The important issue was also touched by Lennart Poettering (of Red Hat), one of the reference project developers systemd init (process during system startup is called by the kernel to initialize the user space), that in a detailed technical keynote explained what are the basic parameters on which systemd act on the safety of a Linux server.

Among the main features of systemd, the programmer stressed the ability to run in a sandbox so the OS services as other elements such as containers; the systemd-nspawn and privateNetwork options can help the sysadmin to ensure the safety respectively in the user namespace and to run a private service in a network.

GNU/Linux Security : SELinux or Systemd for Cloud Server?

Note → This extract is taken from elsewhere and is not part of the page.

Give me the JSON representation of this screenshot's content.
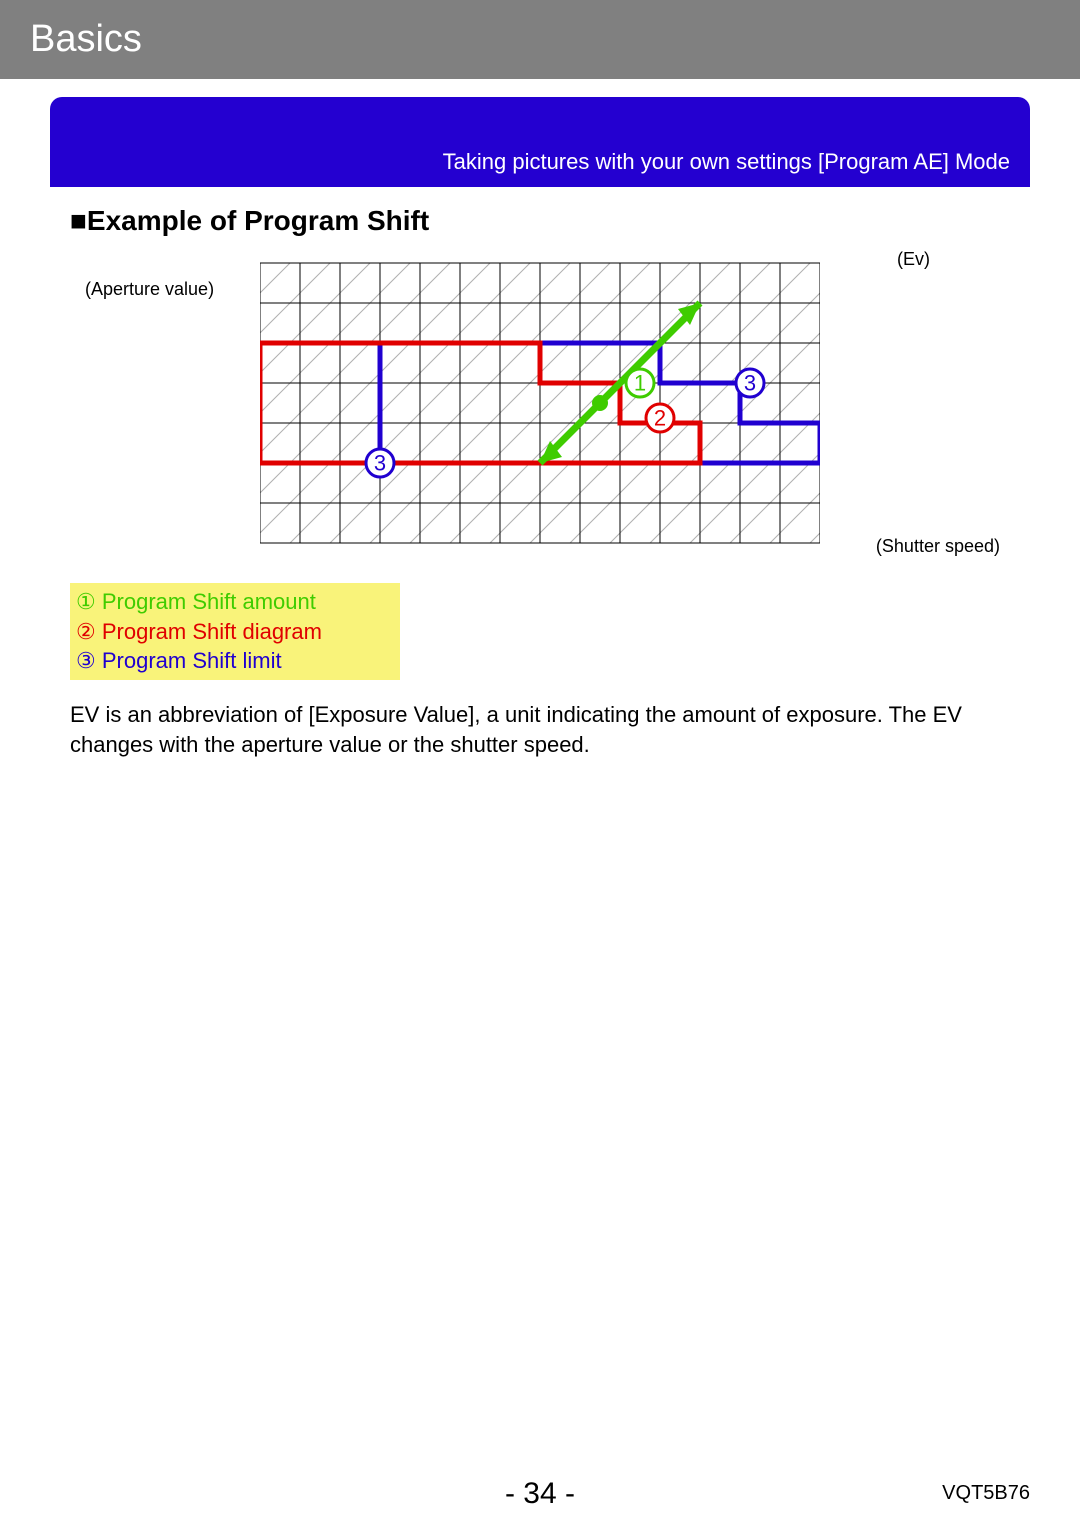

To attract the attention of those who were present in Berlin any case the observations of loopholes of SELinux (Security Enhanced Linux), a well-known form of the Linux kernel related to the monitoring of processes and the system security policy, one officially remarked – “SELinux is definitely an incredible technology, although I do not understand!”.

Although some options offered by SELinux make all the unwanted effects present in some setting of systemd, it is however present as the default option on any Linux distribution while SELinux is a distro specific default option – in Red Hat Enterprise, Fedora and CentOS SELinux is a core security element.

The systemd settings are simple Boolean expressions understood by most of the peoples; for that reason many opine that systemd as a whole is much more useful that SELinux policy. Probably there are less than 100 peoples on this world who are able to understand the SELinux policy. But there are more than few thousand peoples who can understand the system as developer. However, none of them is as doubt free like vi or wget.

The init system used by most GNU/Linux distro till recently was System V init (SysV init), which derived the name form UNIX System V (System Five). It was the first commercially available UNIX system since the ancient time. System V had a specific way to run the init processes. There were other attempts as an alternative init system like Ubuntu used upstart, systemd is another such attempt. Canonical had dislike towards systemd. Systemd, unfortunately is like Microsoft Windows System and not POSIX compliant.